A couple of weeks ago during a TSN telecast, former Rider Glen Suitor said quarterback Darian Durant was being talked about as a possible most outstanding player candidate in 2009. I’m a big fan of Durant, but even I had to wonder aloud about that statement. If you were to ask me going into last week’s game against the B.C. Lions about who the Riders most outstanding player was in 2009, I would have answered Weston Dressler. However, I must admit that my opinion has changed.
Former head coach Kent Austin told me before the 2007 season started that Durant was perhaps one of the most intelligent quarterbacks he had ever been around and that while he didn’t have the arm, he had the brain and more importantly, he had the attitude of a winner. I, and many other Rider fans, started to wonder if we would ever see that arm, brain and attitude get onto the football field, but when we did see him in 2008 many were impressed and knew that a top-notch CFL quarterback could be molded out of what the University of North Carolina product brought to the table.
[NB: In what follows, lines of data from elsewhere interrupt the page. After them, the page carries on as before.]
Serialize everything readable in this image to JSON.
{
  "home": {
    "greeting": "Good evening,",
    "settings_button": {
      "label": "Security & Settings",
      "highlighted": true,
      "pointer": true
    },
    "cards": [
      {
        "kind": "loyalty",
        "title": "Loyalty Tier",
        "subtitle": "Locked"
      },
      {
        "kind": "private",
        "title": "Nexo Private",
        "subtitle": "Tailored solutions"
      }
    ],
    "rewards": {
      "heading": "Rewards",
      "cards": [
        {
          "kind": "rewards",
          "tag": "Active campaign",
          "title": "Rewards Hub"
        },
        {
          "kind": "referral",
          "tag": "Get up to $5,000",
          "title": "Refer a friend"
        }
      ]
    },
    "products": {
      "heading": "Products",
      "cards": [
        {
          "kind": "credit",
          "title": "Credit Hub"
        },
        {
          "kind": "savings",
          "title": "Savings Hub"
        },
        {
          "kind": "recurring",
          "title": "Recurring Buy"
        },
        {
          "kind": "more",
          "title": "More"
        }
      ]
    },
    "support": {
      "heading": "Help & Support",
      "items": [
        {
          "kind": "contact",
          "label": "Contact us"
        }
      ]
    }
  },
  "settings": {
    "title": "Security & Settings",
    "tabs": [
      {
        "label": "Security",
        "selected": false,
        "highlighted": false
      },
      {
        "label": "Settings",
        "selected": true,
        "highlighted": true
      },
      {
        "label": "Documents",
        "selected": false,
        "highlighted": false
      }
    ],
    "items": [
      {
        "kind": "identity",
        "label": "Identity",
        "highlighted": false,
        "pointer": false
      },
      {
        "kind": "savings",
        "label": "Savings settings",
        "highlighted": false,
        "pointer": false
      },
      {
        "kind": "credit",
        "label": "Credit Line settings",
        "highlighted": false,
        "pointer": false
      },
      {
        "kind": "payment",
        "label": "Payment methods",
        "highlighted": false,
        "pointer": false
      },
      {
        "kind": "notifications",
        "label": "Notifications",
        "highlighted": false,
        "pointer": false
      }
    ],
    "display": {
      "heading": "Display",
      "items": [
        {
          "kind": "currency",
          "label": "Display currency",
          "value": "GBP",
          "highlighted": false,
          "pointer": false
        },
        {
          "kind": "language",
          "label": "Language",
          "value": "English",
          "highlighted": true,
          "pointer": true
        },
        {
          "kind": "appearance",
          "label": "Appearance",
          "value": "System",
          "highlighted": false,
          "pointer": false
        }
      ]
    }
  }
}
I will always wonder how the 2008 season would have unfolded had it not been for Toronto’s Willie Pile hitting Durant during the 5th game of the year. Had Durant not suffered broken ribs on that play, the quarterback carousel that 2008 became famous for would not have happened and Michael Bishop would never have worn green. Remember Durant had a great start when called upon to take over for the then injured Marcus Crandell. He had back to back 300 yard outings with five touchdowns and two interceptions in wins against Hamilton and Montreal. As we know now, it was a glimpse of the future
Fast forward to 2009, and Durant was handed the keys to the Rider offence. For the first few weeks of the season, the engine did sputter but when Durant took the step of staying in Regina during the bye week to get better instead of going home, it said he is ready to become the type of leader you need at football’s key position to win a championship.
Since performing that unselfish move, the Riders have gone 6-2 and are on the precipice of winning their first Western Division regular season title since 1976. Durant has been 181 of 284 passing for 2156 yards with 9 interceptions and 11 touchdowns. Many of those 11 have been at key times.
While the team did not win October 2 in B.C, Durant took them down the field late in the 4th quarter to get a game-tying touchdown and two point conversion. He didn’t drive the team to a touchdown late in the game during a home game against Toronto October 10, but he did lead the team on a time-consuming drive ending it with a short Luca Congi field goal that made it a very important two possession game.
His efforts in the 44-44 tie against Calgary were once again worthy of being special as he drove the team down the field when he had to with them down 30-22 to not only score the touchdown, but once again get the two point conversion and then score in back to back possessions to keep the pressure on the Stampeders.
He followed that up by once again coming through when the chips were down this past Saturday by rallying the team after a Barron Miles interception that went back for a touchdown by going 85 yards in five plays to get the much needed touchdown followed by another game-tying two point conversion.
Durant has proven to everyone that he is more than capable of getting the job done when the game is on the line. He has ice-water in his veins at crunch-time and he has proven that he has a sense of poise and leadership that is needed by a championship-calibre club. What is perhaps most surprising of all is that it comes from someone who has not had 25 starts as a professional football player.
In a season where no one player has produced particularly gaudy numbers, there is no reason to think Durant could not be named the Most Outstanding Player in 2009. He may have to go through Anthony Calvillo to get it, but one could argue Durant’s accomplishments have been greater than that of the Montreal quarterback.
Maybe Glen Suitor was right in his assessment. Kent Austin definitely was in his.